Imprimer |
11 juin – 11 juillet : un match des langues en Afrique du sud
C’est un pays aux 11 langues officielles qui accueille du 11 juin au 11 juillet la Coupe du Monde de Football. Une bonne occasion de faire le point sur la situation linguistique de ce pays, qui enverra sur le terrain… 11 joueurs sans doute polyglottes !
Les 11 langues officielles :
La Constitution Sud-africaine prévoit le multilinguisme (Article 6) et définit ainsi la liste des langues officielles :
– 9 langues bantoues (famille de langues Niger-Congo) :
– songa
– venda
– Quatre langues du groupe nguni : ndebele, xhosa, zoulou et swati
– Trois langues du groupe sotho : sotho du sud, sotho du nord et tswana,
– 2 langues d’origine germanique (famille de langues Indo-européenne):
– anglais
– afrikaans, une variante du néerlandais.
Mais la réalité est bien différente et l’histoire nous explique pourquoi.
Le pays a subi deux vagues de colonisation successives, une première néerlandaise à laquelle il doit l’afrikaans, puis une seconde britannique d’où lui vient l’usage répandu de l’anglais.
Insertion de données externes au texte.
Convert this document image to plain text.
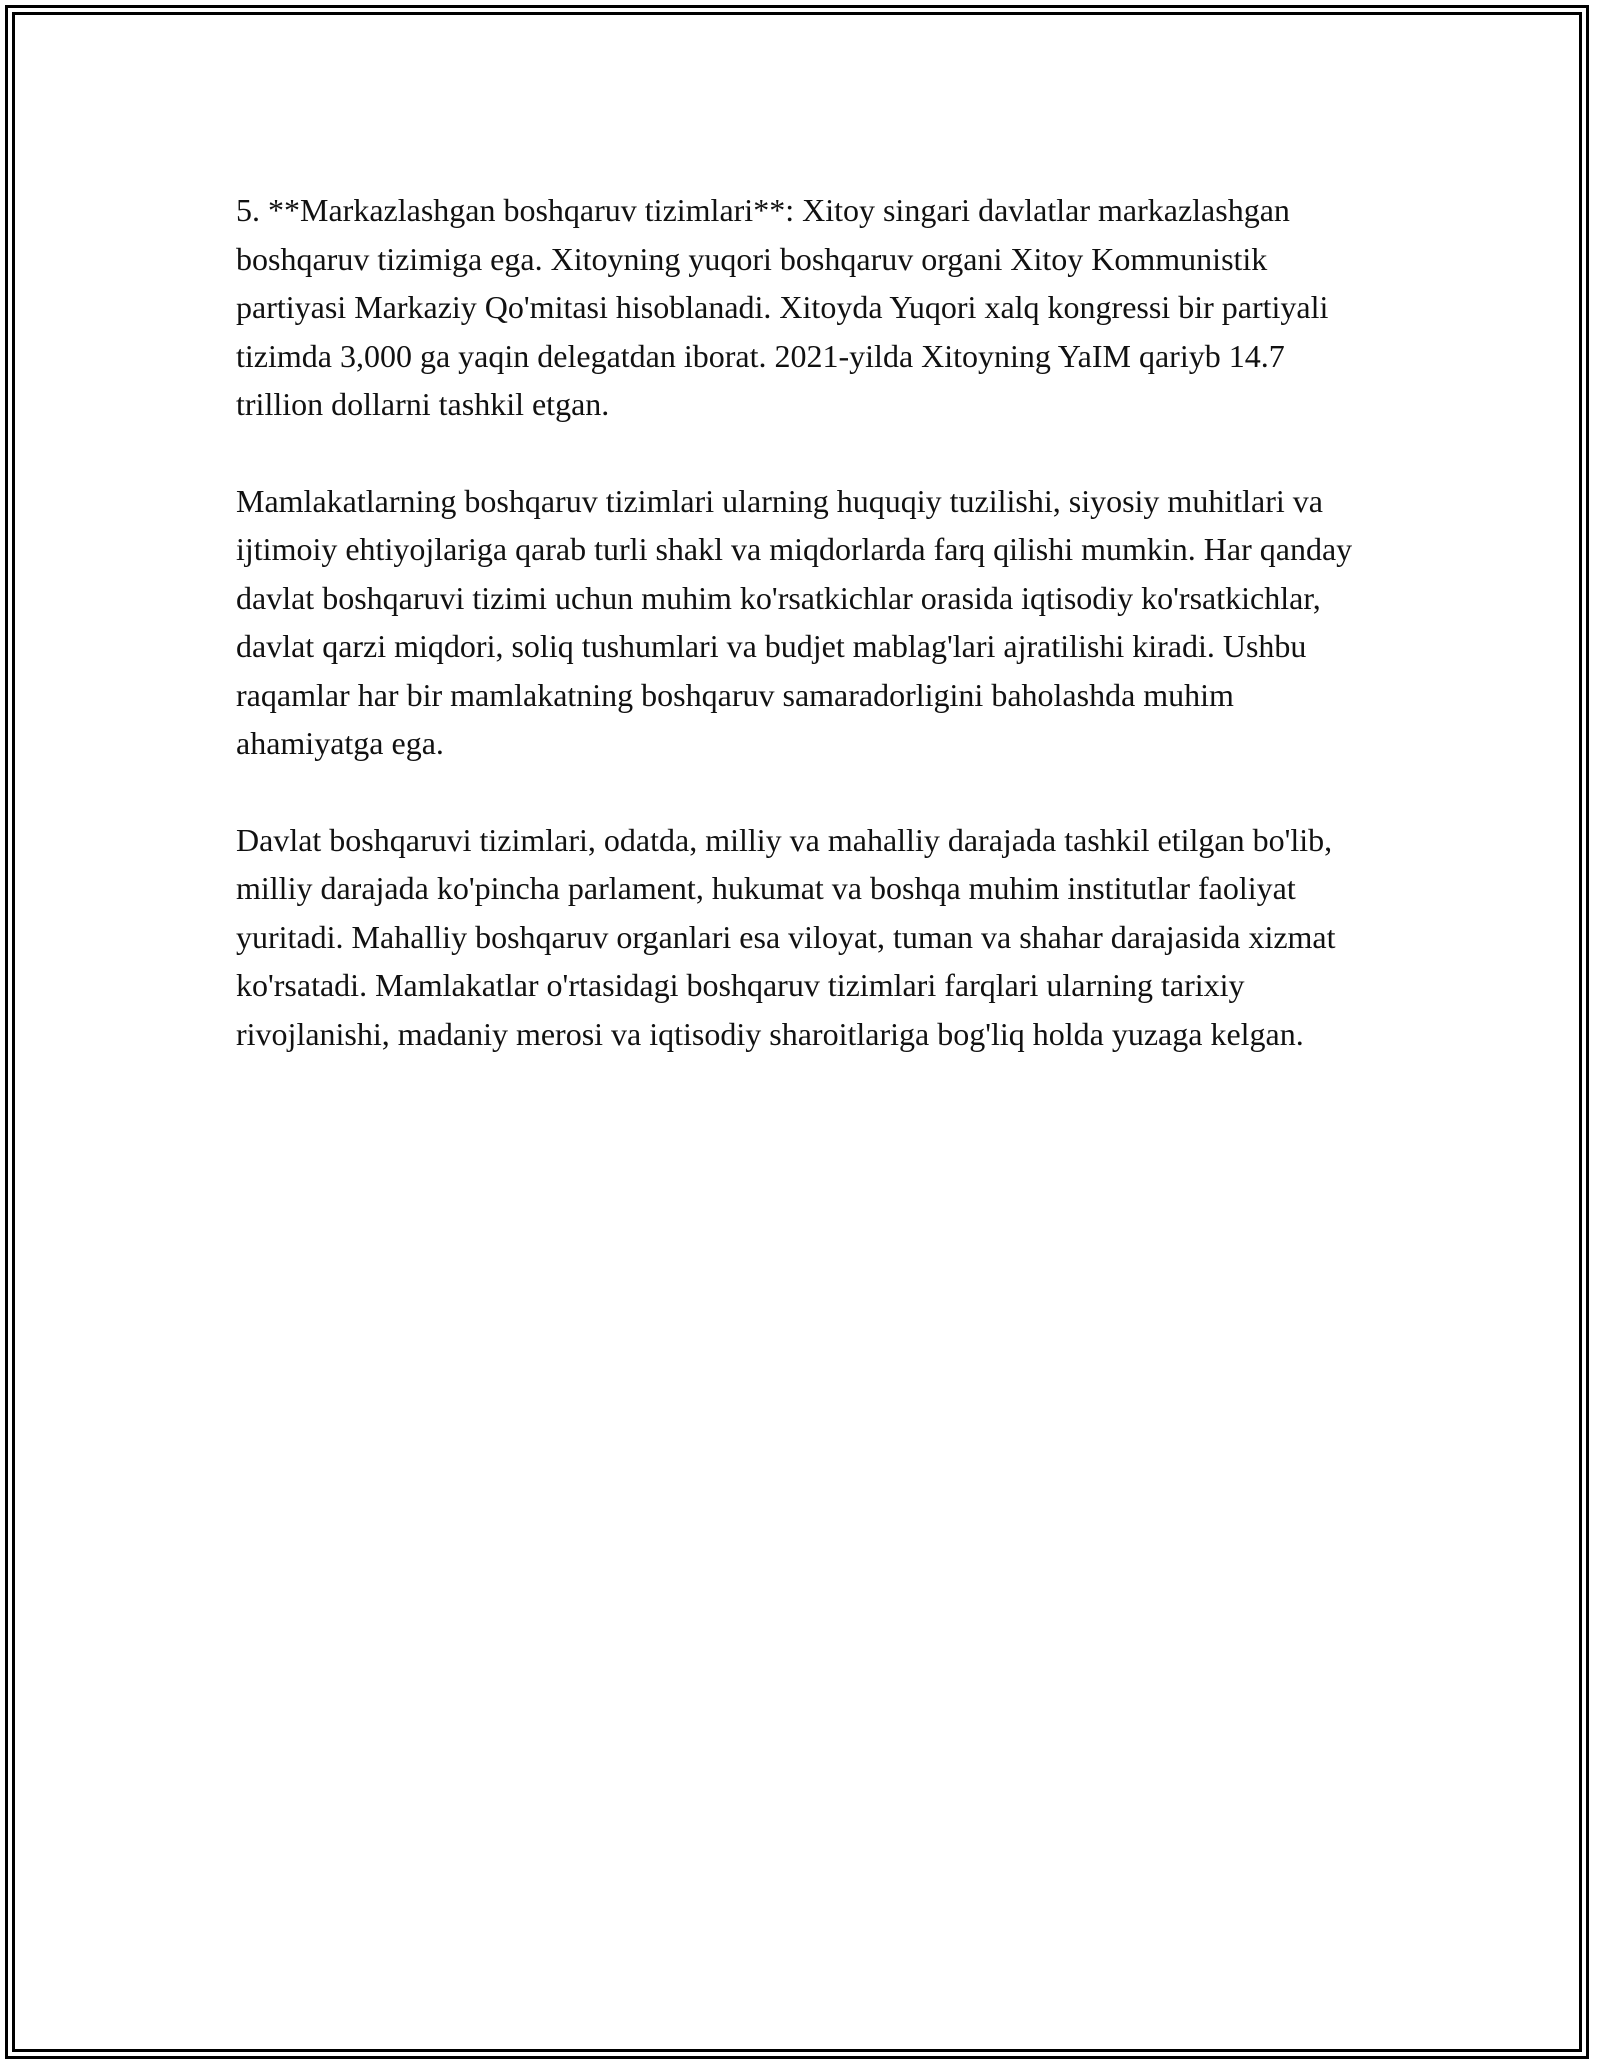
5. **Markazlashgan boshqaruv tizimlari**: Xitoy singari davlatlar markazlashgan boshqaruv tizimiga ega. Xitoyning yuqori boshqaruv organi Xitoy Kommunistik partiyasi Markaziy Qo'mitasi hisoblanadi. Xitoyda Yuqori xalq kongressi bir partiyali tizimda 3,000 ga yaqin delegatdan iborat. 2021-yilda Xitoyning YaIM qariyb 14.7 trillion dollarni tashkil etgan.

Mamlakatlarning boshqaruv tizimlari ularning huquqiy tuzilishi, siyosiy muhitlari va ijtimoiy ehtiyojlariga qarab turli shakl va miqdorlarda farq qilishi mumkin. Har qanday davlat boshqaruvi tizimi uchun muhim ko'rsatkichlar orasida iqtisodiy ko'rsatkichlar, davlat qarzi miqdori, soliq tushumlari va budjet mablag'lari ajratilishi kiradi. Ushbu raqamlar har bir mamlakatning boshqaruv samaradorligini baholashda muhim ahamiyatga ega.

Davlat boshqaruvi tizimlari, odatda, milliy va mahalliy darajada tashkil etilgan bo'lib, milliy darajada ko'pincha parlament, hukumat va boshqa muhim institutlar faoliyat yuritadi. Mahalliy boshqaruv organlari esa viloyat, tuman va shahar darajasida xizmat ko'rsatadi. Mamlakatlar o'rtasidagi boshqaruv tizimlari farqlari ularning tarixiy rivojlanishi, madaniy merosi va iqtisodiy sharoitlariga bog'liq holda yuzaga kelgan.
Si ces deux langues sont aujourd’hui ex aequo en tête des pratiques administratives (Justice, Parlement etc.), du côté des foyers c’est le zoulou qui semble dominer, avec un avantage de presque 23% de la population, suivi de près par le xhosa (près de 18%).
A la radio, il existe une fréquence particulière pour chacune des langues officielles. La télévision quant à elle est majoritairement en anglais.
Des trois chaînes publiques nationales de la South African Broadcasting Corporation (SABC), seules deux diffusent des programmes en langues bantoues, et cela moins de la moitié du temps :
– SABC1 est en anglais surtout (60% du temps), puis en langues nguni (20%) et tsonga ou venda (18%)
– SABC2 est surtout en anglais et afrikaans (60%), puis en langues sotho (15%) et tsonga ou venda (17%)
– SABC3 est uniquement en anglais
Pour le reste, il s’agit de chaînes étrangères captées le plus souvent par satellite et transmises en anglais ou en afrikaans.
Dans la presse nationale et régionale, les langues les plus utilisées sont l’afrikaans et l’anglais. Viennent ensuite le sotho du sud, le swana, le xhosa et le zoulou. Les cinq dernières langues bantoues – venda, songa, swati, sotho du nord et ndebele – sont absentes des publications nationale.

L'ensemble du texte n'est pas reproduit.